Bloor Street Transformation

Working with ArchitectsAlliance, Brown + Storey Architects Inc. made key contributions to the now-completed Bloor Street Transformation, a partnership between the Bloor-Yorkville BIA and the City of Toronto to revitalize and improve the pedestrian realm of the signature retail avenue located between Yonge Street and Avenue Road.

New tree plantings, widened sidewalks, and lay-bys were the starting point for the re-imagining of Bloor Street.  Elegantly detailed granite sidewalks create a ground plane of materiality, depth and surface richness. Parallel tree lines and a five-metre planting-grid maximize tree-planting opportunities. Rhythmic tree lines and a curved, interwoven geometry of planting creates surface “weaves” that move along the space available to pedestrians.  These are marked in many ways, as surfaces, patterns and volumes that create a range of spaces, programme possibilities, art sites, flush and raised landscapes that exist below a series of parallel tree arrangements.

Accommodating trees in both large planters and grated tree pits allows the sidewalk widths to expand and contract. Retailers are encouraged to appropriate horticultural sites and develop signature planting schemes to create richness and diversity throughout the year.

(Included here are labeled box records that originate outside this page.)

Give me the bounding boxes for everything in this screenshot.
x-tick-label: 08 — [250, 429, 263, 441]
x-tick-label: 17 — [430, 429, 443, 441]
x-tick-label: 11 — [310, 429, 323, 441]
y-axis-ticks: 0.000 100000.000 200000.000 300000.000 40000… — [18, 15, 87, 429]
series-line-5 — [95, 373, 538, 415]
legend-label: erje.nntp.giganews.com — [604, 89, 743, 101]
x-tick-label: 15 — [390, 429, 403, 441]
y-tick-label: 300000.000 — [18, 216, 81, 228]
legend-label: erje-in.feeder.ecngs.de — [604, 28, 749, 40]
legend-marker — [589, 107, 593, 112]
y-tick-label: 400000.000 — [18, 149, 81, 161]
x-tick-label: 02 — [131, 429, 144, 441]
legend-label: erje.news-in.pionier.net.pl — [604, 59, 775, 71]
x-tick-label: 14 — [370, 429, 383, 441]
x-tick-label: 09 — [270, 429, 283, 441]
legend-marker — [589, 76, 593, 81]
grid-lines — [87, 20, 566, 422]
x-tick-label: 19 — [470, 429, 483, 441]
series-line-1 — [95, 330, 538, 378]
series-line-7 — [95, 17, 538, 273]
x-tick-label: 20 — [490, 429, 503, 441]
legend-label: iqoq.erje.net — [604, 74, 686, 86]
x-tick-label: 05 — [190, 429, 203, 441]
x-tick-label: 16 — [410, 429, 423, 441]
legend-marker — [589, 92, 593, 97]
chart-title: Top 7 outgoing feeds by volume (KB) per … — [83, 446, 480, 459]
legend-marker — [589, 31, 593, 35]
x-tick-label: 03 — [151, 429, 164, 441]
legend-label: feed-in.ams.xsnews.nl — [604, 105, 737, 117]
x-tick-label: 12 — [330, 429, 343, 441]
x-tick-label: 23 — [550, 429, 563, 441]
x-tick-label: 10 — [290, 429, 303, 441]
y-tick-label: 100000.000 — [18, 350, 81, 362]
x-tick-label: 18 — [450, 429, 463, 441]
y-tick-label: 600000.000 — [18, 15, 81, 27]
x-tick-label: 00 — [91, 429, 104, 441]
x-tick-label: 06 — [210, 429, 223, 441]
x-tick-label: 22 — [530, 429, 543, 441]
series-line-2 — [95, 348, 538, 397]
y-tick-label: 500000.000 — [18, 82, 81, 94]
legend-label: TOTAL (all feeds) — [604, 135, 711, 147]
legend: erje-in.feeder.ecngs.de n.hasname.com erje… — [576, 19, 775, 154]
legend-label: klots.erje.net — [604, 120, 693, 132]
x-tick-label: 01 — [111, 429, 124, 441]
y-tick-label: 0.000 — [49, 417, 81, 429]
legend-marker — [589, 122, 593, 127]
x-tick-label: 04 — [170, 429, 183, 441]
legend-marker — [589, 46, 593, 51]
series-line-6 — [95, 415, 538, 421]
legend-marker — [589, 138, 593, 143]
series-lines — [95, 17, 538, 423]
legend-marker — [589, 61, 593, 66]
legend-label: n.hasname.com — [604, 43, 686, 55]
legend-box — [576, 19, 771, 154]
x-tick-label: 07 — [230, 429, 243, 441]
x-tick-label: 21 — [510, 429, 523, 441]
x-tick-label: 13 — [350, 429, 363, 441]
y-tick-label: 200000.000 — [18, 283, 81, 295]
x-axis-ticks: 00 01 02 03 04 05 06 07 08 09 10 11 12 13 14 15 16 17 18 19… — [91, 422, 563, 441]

Urban-scaled elements that negotiate between the traditional realms of the automobile and the pedestrian are located adjacent to lay-bys, and provide both shelter and vertical continuity in areas that cannot accommodate trees. Custom lighting, traffic signage, retail displays, waste receptacles, etc. extends design excellence to the detail level of street furniture.

The major intersections of Yonge, Bay and Avenue Roads are individually marked in a manner commensurate with their respective civic importance.  An ambitious and comprehensive public art programme will be developed for the street.  Owners of significant open spaces along the street (The Bay, ManuLife, The Colonnade, etc.) will be encouraged to extend the streetscape into their property.

The design synthesizes the new nature of trees and planting with the technological devices of the 21st century city to create a vibrant commercial street calibrated to the needs and movement of pedestrians. Liberated from the conventions and orthogonal constraints of traditional streetscapes, Bloor Street brands itself by looking to the future as well as the past; through this redesign it has established itself as one of the most daring and exciting streets in the world.